Untuk sanksi bagi perusahaan angkutan umum yang tidak menjalankan SMK, sudah tertuang dalam Permenhub Nomor 85 Tahun 2018 dalam pasal 18 dan 19. Sanksi yang dimaksud berupa administratif yang berupa peringatan tertulis, pembekuan izin, dan pencabutan izin.
Dalam pasal 19 dijelaskan bila sanksi administratif tertulis berupa peringatan tertulis yang akan dilayangkan sebanyak dua kali kepada perusahaan ankutan umum. Masing-masing memiliki jangka waktu 30 hari. Bila pemegang izin atau perusahaan tetap tidak melaksanakan setelah berakhir jangka waktu, maka akan diambil langkah pembekuan.
Seperti diketahui, SMK dibuat sebagai komitmen untuk memberikan pelayanan pada masyarakat. Menurut Risal, kedepannya masyarakat atau pengguna jasa angkutan umum diwajibkan juga untuk menanyakan kelayakan jalan dari kendaraan yang disewa atau digunakan, lengkap bersama izin sopirnya.

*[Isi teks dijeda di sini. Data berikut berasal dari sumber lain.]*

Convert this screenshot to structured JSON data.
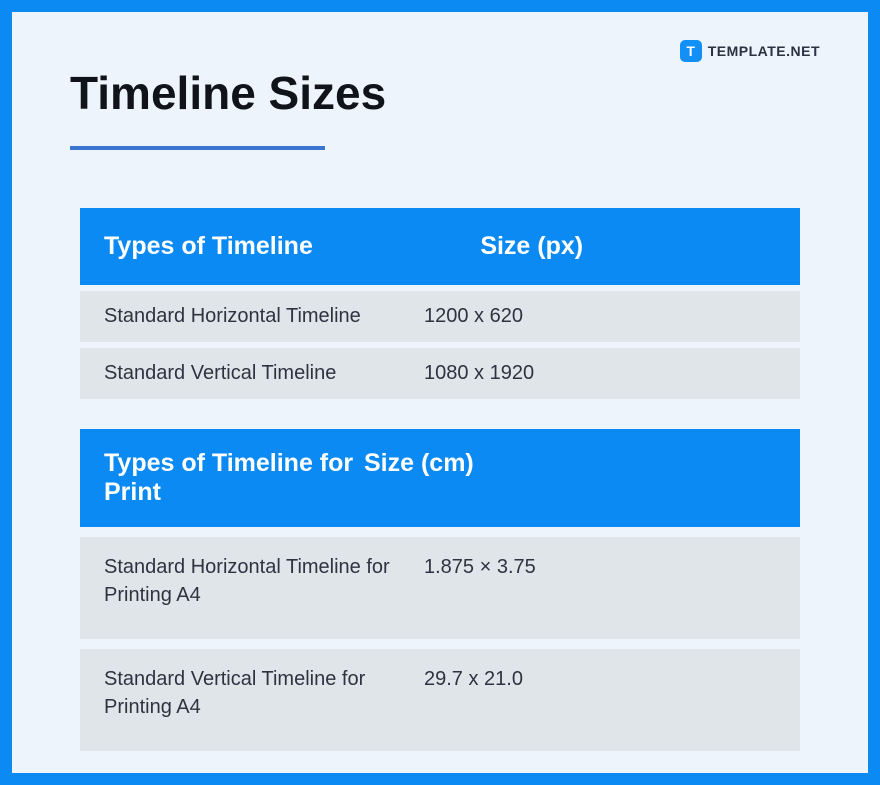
{
  "brand": {
    "icon_letter": "T",
    "text": "TEMPLATE.NET"
  },
  "title": "Timeline Sizes",
  "tables": [
    {
      "headers": {
        "type": "Types of Timeline",
        "size": "Size (px)"
      },
      "rows": [
        {
          "type": "Standard Horizontal Timeline",
          "size": "1200 x 620"
        },
        {
          "type": "Standard Vertical Timeline",
          "size": "1080 x 1920"
        }
      ]
    },
    {
      "headers": {
        "type": "Types of Timeline for Print",
        "size": "Size (cm)"
      },
      "rows": [
        {
          "type": "Standard Horizontal Timeline for Printing A4",
          "size": "1.875 × 3.75"
        },
        {
          "type": "Standard Vertical Timeline for Printing A4",
          "size": "29.7 x 21.0"
        }
      ]
    }
  ]
}
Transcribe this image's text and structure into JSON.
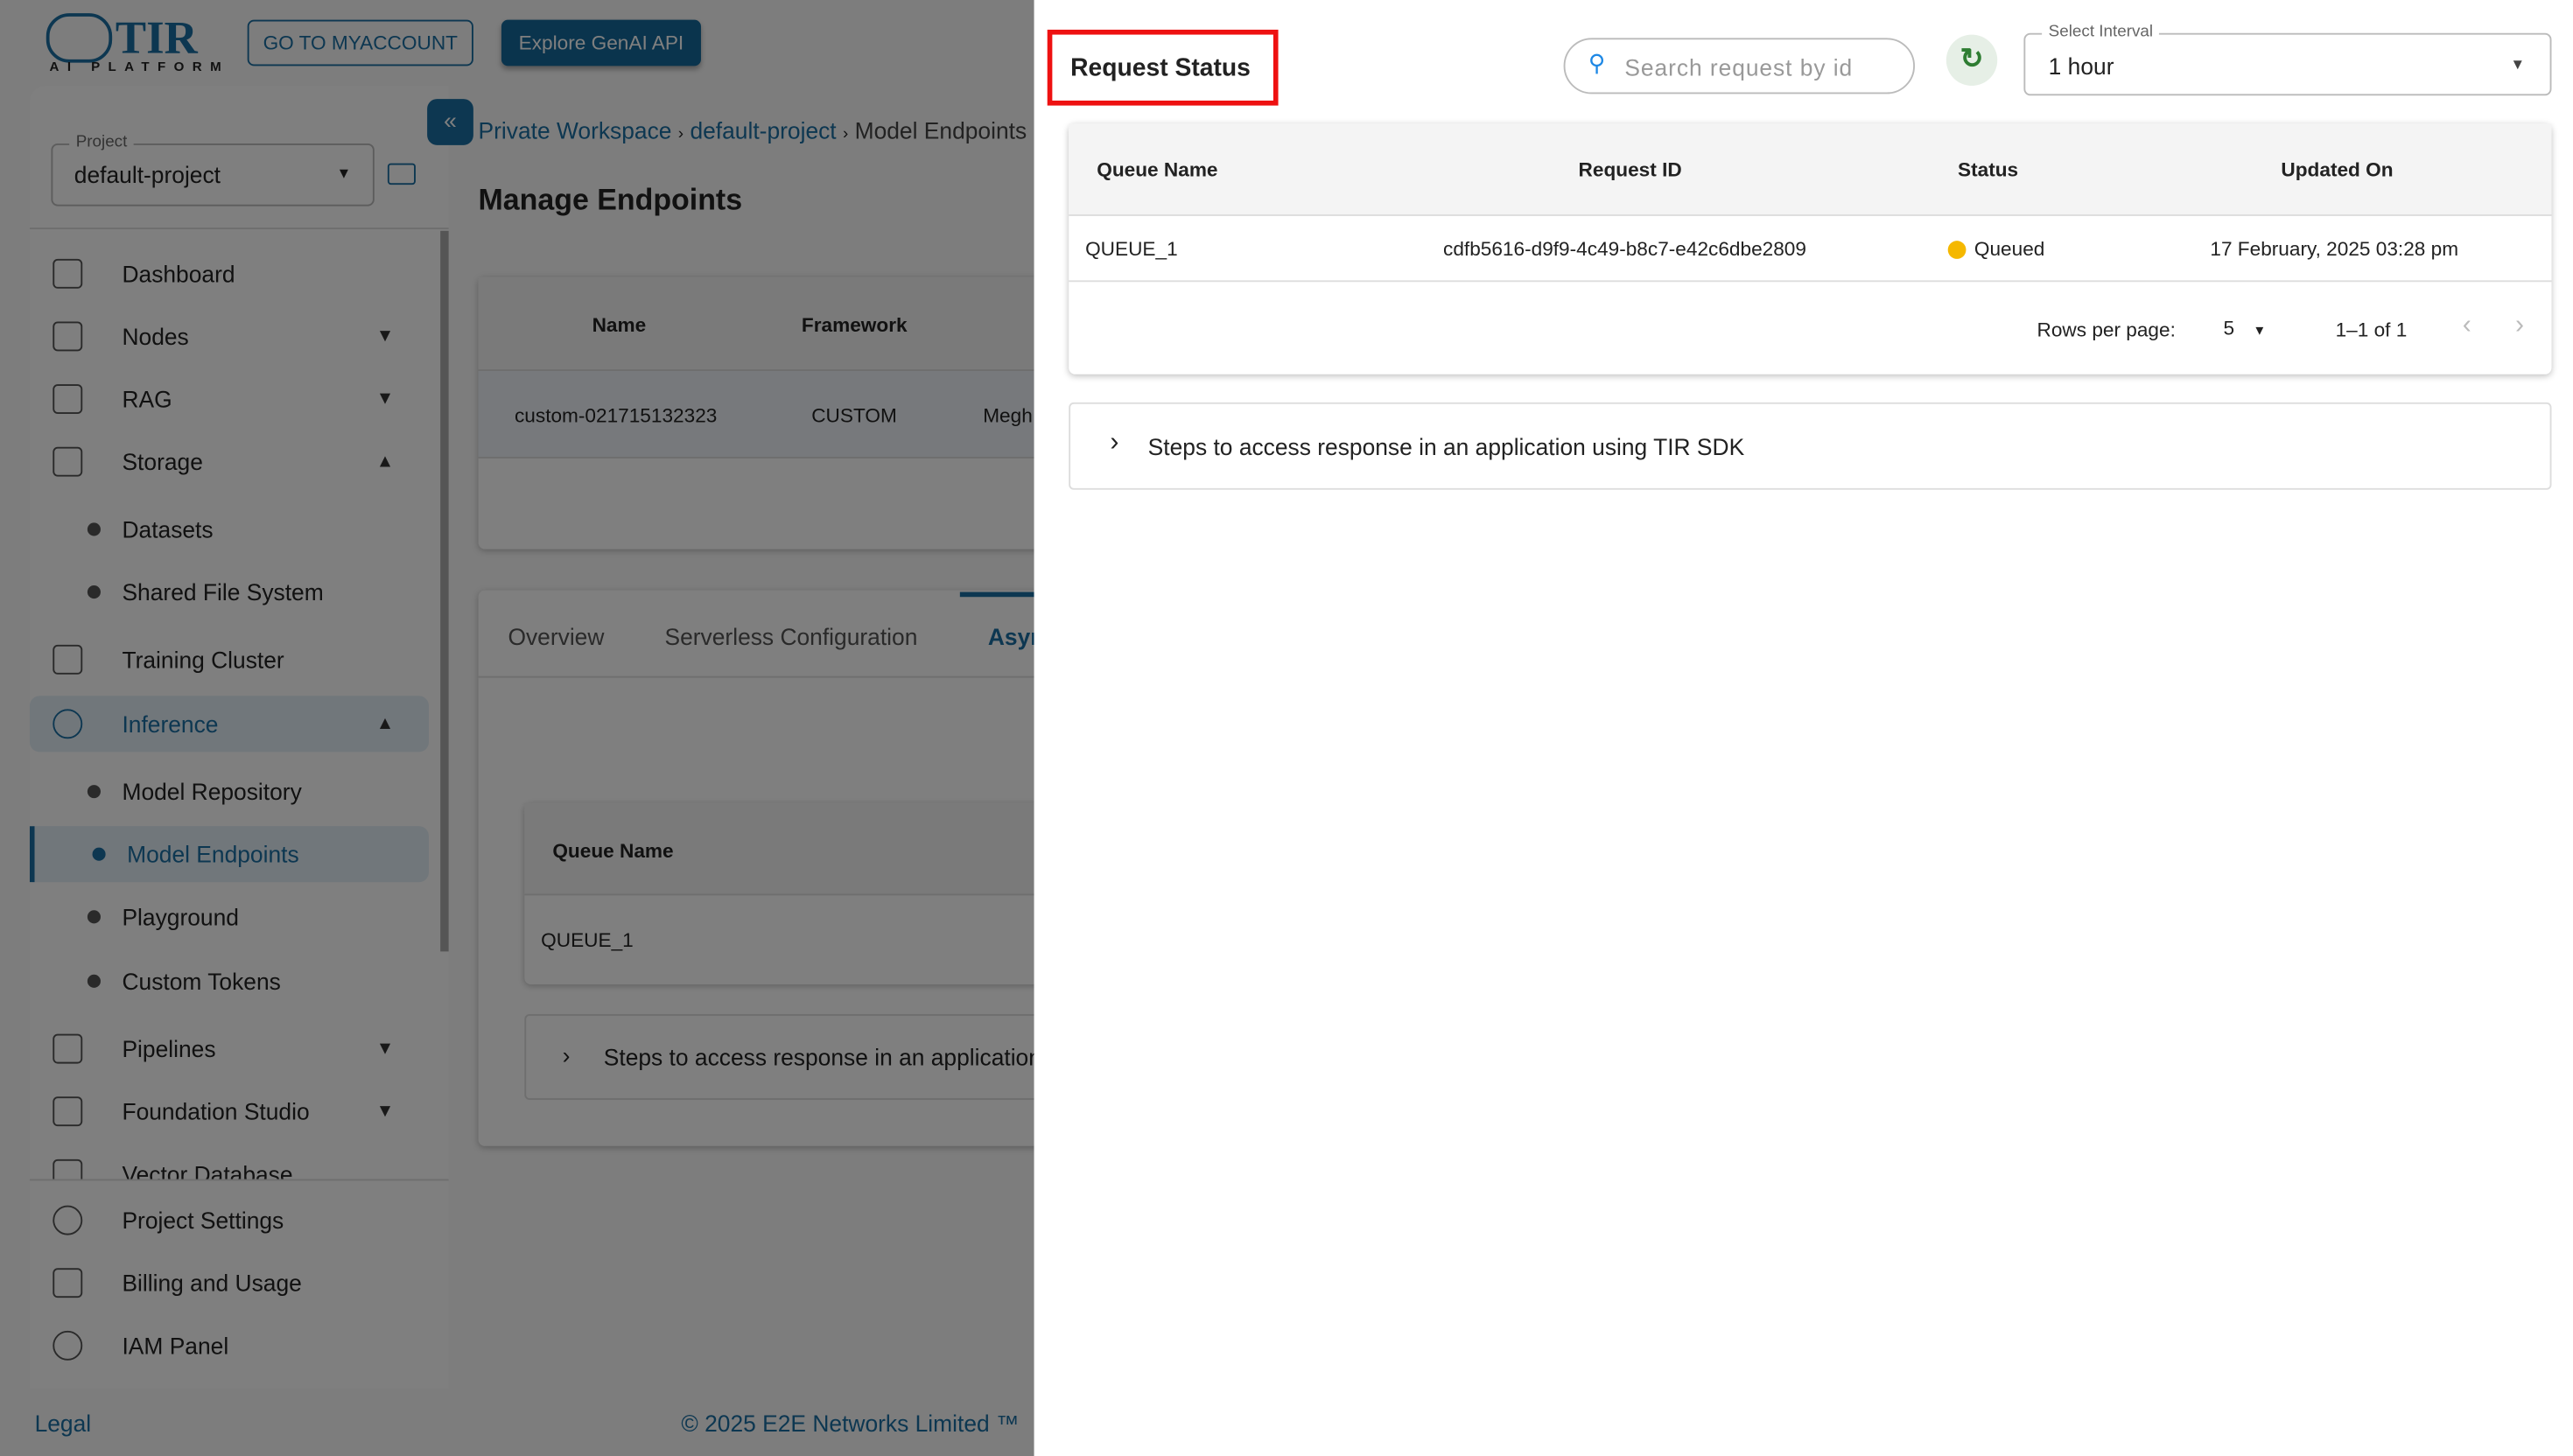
{
  "header": {
    "logo_text": "TIR",
    "logo_subtitle": "AI PLATFORM",
    "myaccount_label": "GO TO MYACCOUNT",
    "genai_label": "Explore GenAI API"
  },
  "sidebar": {
    "project_label": "Project",
    "project_value": "default-project",
    "items": [
      {
        "label": "Dashboard"
      },
      {
        "label": "Nodes"
      },
      {
        "label": "RAG"
      },
      {
        "label": "Storage"
      },
      {
        "label": "Datasets"
      },
      {
        "label": "Shared File System"
      },
      {
        "label": "Training Cluster"
      },
      {
        "label": "Inference"
      },
      {
        "label": "Model Repository"
      },
      {
        "label": "Model Endpoints"
      },
      {
        "label": "Playground"
      },
      {
        "label": "Custom Tokens"
      },
      {
        "label": "Pipelines"
      },
      {
        "label": "Foundation Studio"
      },
      {
        "label": "Vector Database"
      }
    ],
    "bottom_items": [
      {
        "label": "Project Settings"
      },
      {
        "label": "Billing and Usage"
      },
      {
        "label": "IAM Panel"
      }
    ]
  },
  "footer": {
    "legal": "Legal",
    "copyright": "© 2025 E2E Networks Limited ™"
  },
  "main": {
    "breadcrumb": [
      "Private Workspace",
      "default-project",
      "Model Endpoints"
    ],
    "title": "Manage Endpoints",
    "table": {
      "headers": [
        "Name",
        "Framework"
      ],
      "row": [
        "custom-021715132323",
        "CUSTOM",
        "Megh"
      ]
    },
    "tabs": [
      "Overview",
      "Serverless Configuration",
      "Async"
    ],
    "queue_header": "Queue Name",
    "queue_value": "QUEUE_1",
    "accordion": "Steps to access response in an application using TIR SDK"
  },
  "drawer": {
    "title": "Request Status",
    "search_placeholder": "Search request by id",
    "interval_label": "Select Interval",
    "interval_value": "1 hour",
    "columns": [
      "Queue Name",
      "Request ID",
      "Status",
      "Updated On"
    ],
    "rows": [
      {
        "queue": "QUEUE_1",
        "request_id": "cdfb5616-d9f9-4c49-b8c7-e42c6dbe2809",
        "status": "Queued",
        "updated": "17 February, 2025 03:28 pm"
      }
    ],
    "status_color": "#f5b800",
    "rows_per_page_label": "Rows per page:",
    "rows_per_page": "5",
    "range": "1–1 of 1",
    "accordion": "Steps to access response in an application using TIR SDK"
  }
}
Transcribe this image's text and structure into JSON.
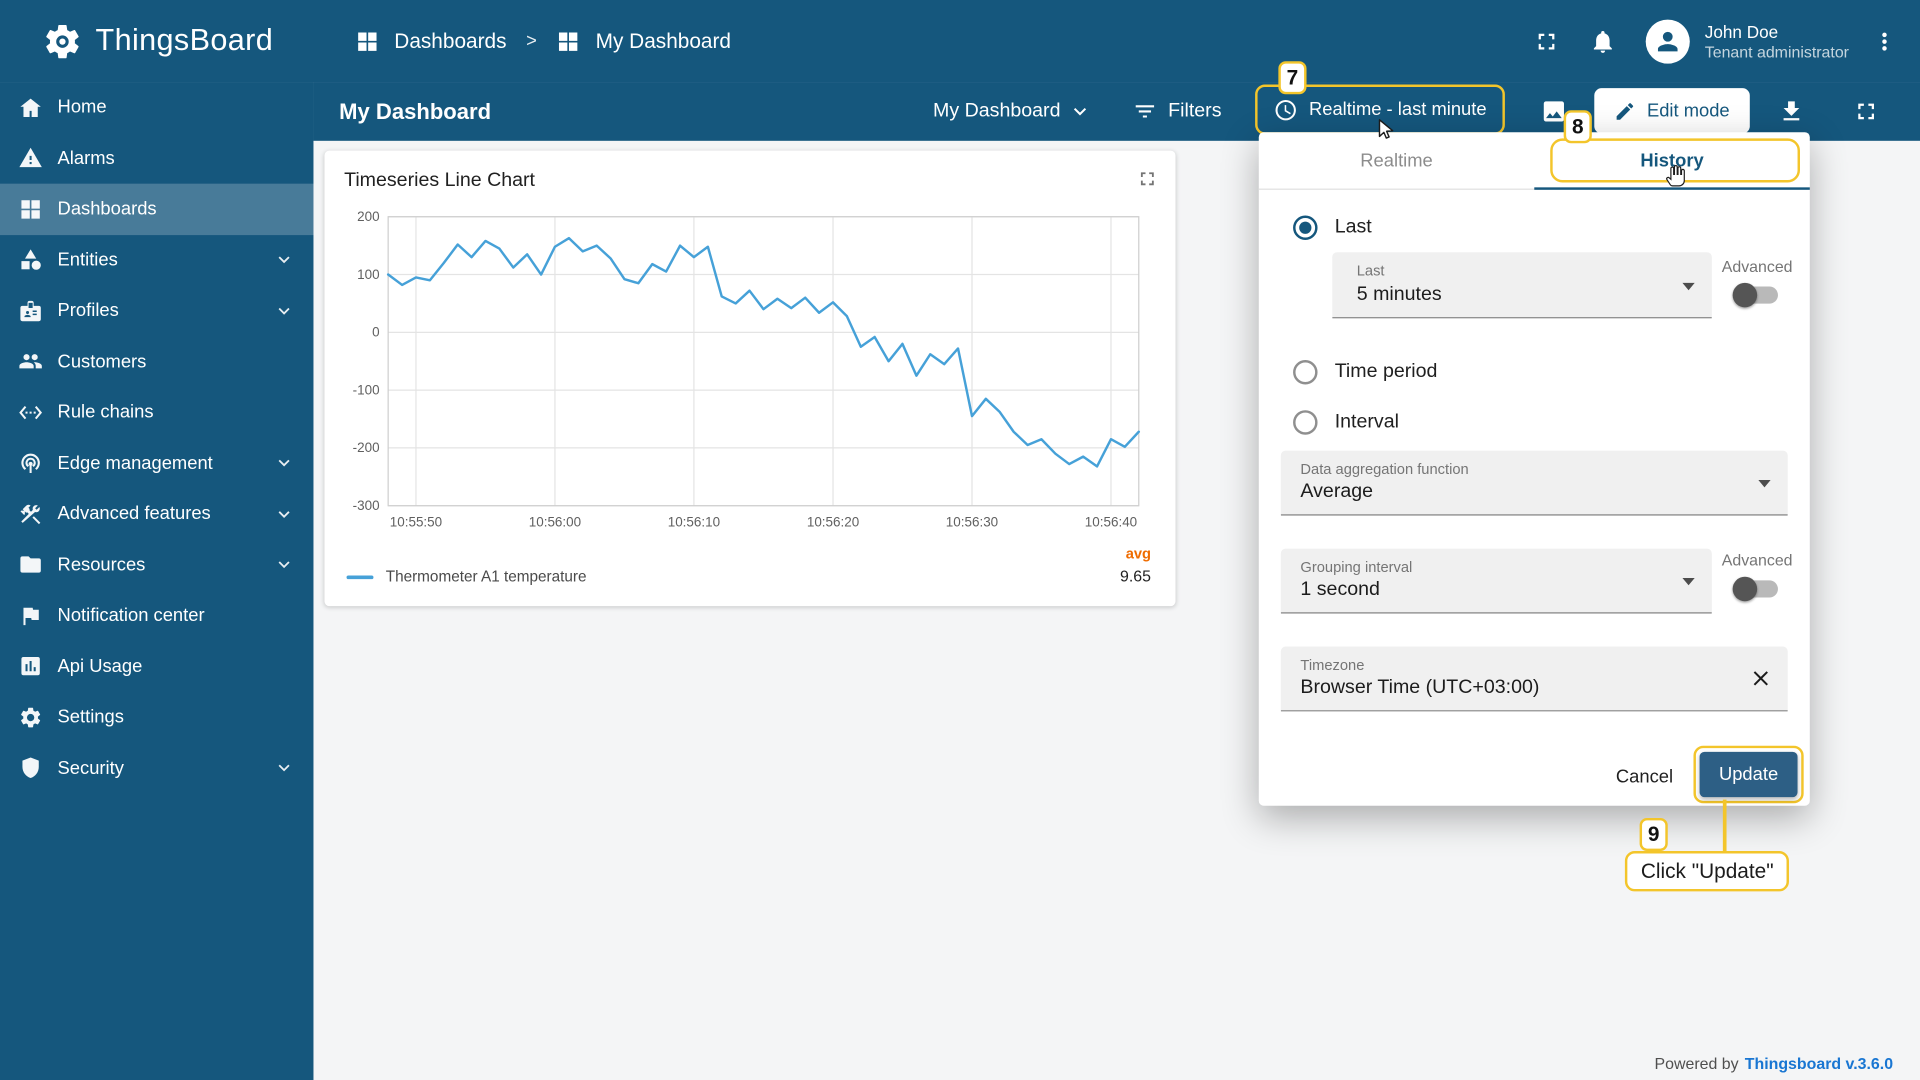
{
  "app": {
    "title": "ThingsBoard"
  },
  "colors": {
    "primary": "#15577d",
    "highlight": "#f3c52b",
    "series_line": "#46a1d8",
    "avg_text": "#ef6c00",
    "link": "#1976d2",
    "update_button": "#2d5f85"
  },
  "header": {
    "breadcrumb": {
      "root": "Dashboards",
      "separator": ">",
      "current": "My Dashboard"
    },
    "user": {
      "name": "John Doe",
      "role": "Tenant administrator"
    }
  },
  "sidebar": {
    "items": [
      {
        "id": "home",
        "label": "Home",
        "icon": "home-icon",
        "selected": false,
        "expandable": false
      },
      {
        "id": "alarms",
        "label": "Alarms",
        "icon": "alarms-icon",
        "selected": false,
        "expandable": false
      },
      {
        "id": "dashboards",
        "label": "Dashboards",
        "icon": "dashboards-icon",
        "selected": true,
        "expandable": false
      },
      {
        "id": "entities",
        "label": "Entities",
        "icon": "entities-icon",
        "selected": false,
        "expandable": true
      },
      {
        "id": "profiles",
        "label": "Profiles",
        "icon": "profiles-icon",
        "selected": false,
        "expandable": true
      },
      {
        "id": "customers",
        "label": "Customers",
        "icon": "customers-icon",
        "selected": false,
        "expandable": false
      },
      {
        "id": "rule-chains",
        "label": "Rule chains",
        "icon": "rule-chains-icon",
        "selected": false,
        "expandable": false
      },
      {
        "id": "edge-management",
        "label": "Edge management",
        "icon": "edge-icon",
        "selected": false,
        "expandable": true
      },
      {
        "id": "advanced-features",
        "label": "Advanced features",
        "icon": "tools-icon",
        "selected": false,
        "expandable": true
      },
      {
        "id": "resources",
        "label": "Resources",
        "icon": "folder-icon",
        "selected": false,
        "expandable": true
      },
      {
        "id": "notification-center",
        "label": "Notification center",
        "icon": "flag-icon",
        "selected": false,
        "expandable": false
      },
      {
        "id": "api-usage",
        "label": "Api Usage",
        "icon": "chart-icon",
        "selected": false,
        "expandable": false
      },
      {
        "id": "settings",
        "label": "Settings",
        "icon": "gear-icon",
        "selected": false,
        "expandable": false
      },
      {
        "id": "security",
        "label": "Security",
        "icon": "shield-icon",
        "selected": false,
        "expandable": true
      }
    ]
  },
  "toolbar": {
    "page_title": "My Dashboard",
    "dashboard_select": "My Dashboard",
    "filters_label": "Filters",
    "timewindow_label": "Realtime - last minute",
    "edit_mode_label": "Edit mode"
  },
  "widget": {
    "title": "Timeseries Line Chart",
    "legend": {
      "series_label": "Thermometer A1 temperature",
      "agg_label": "avg",
      "agg_value": "9.65"
    }
  },
  "chart_data": {
    "type": "line",
    "title": "Timeseries Line Chart",
    "grid": true,
    "legend_position": "bottom",
    "ylim": [
      -300,
      200
    ],
    "y_ticks": [
      200,
      100,
      0,
      -100,
      -200,
      -300
    ],
    "x_tick_labels": [
      "10:55:50",
      "10:56:00",
      "10:56:10",
      "10:56:20",
      "10:56:30",
      "10:56:40"
    ],
    "x_tick_indices": [
      2,
      12,
      22,
      32,
      42,
      52
    ],
    "x_count": 55,
    "avg": 9.65,
    "series": [
      {
        "name": "Thermometer A1 temperature",
        "color": "#46a1d8",
        "values": [
          100,
          82,
          95,
          90,
          120,
          152,
          130,
          158,
          145,
          112,
          135,
          100,
          148,
          163,
          140,
          150,
          128,
          92,
          85,
          118,
          105,
          150,
          130,
          148,
          62,
          50,
          72,
          40,
          58,
          42,
          60,
          34,
          52,
          28,
          -25,
          -8,
          -50,
          -20,
          -75,
          -38,
          -55,
          -28,
          -145,
          -115,
          -138,
          -172,
          -195,
          -185,
          -210,
          -228,
          -215,
          -232,
          -185,
          -198,
          -172
        ]
      }
    ]
  },
  "dialog": {
    "tabs": [
      {
        "label": "Realtime",
        "active": false
      },
      {
        "label": "History",
        "active": true
      }
    ],
    "options": [
      {
        "label": "Last",
        "selected": true
      },
      {
        "label": "Time period",
        "selected": false
      },
      {
        "label": "Interval",
        "selected": false
      }
    ],
    "fields": {
      "last": {
        "label": "Last",
        "value": "5 minutes"
      },
      "aggregation": {
        "label": "Data aggregation function",
        "value": "Average"
      },
      "grouping": {
        "label": "Grouping interval",
        "value": "1 second"
      },
      "timezone": {
        "label": "Timezone",
        "value": "Browser Time (UTC+03:00)"
      }
    },
    "advanced_label": "Advanced",
    "buttons": {
      "cancel": "Cancel",
      "update": "Update"
    }
  },
  "callouts": {
    "step7": "7",
    "step8": "8",
    "step9": "9",
    "click_update": "Click \"Update\""
  },
  "footer": {
    "powered_by": "Powered by",
    "version_link": "Thingsboard v.3.6.0"
  }
}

"Kita akan buat aturan tambahan, jadi kita dorong masyarakat juga untuk aware terhadap haknya untuk mendapatkan pelayanan dari jasa transportasi yang disewa atau digunakan. Mereka wajib menanyakan transportasi yang disewa, soal kondisi, kelayakan, sampai izin sopir dan lainnya," ucap Risal.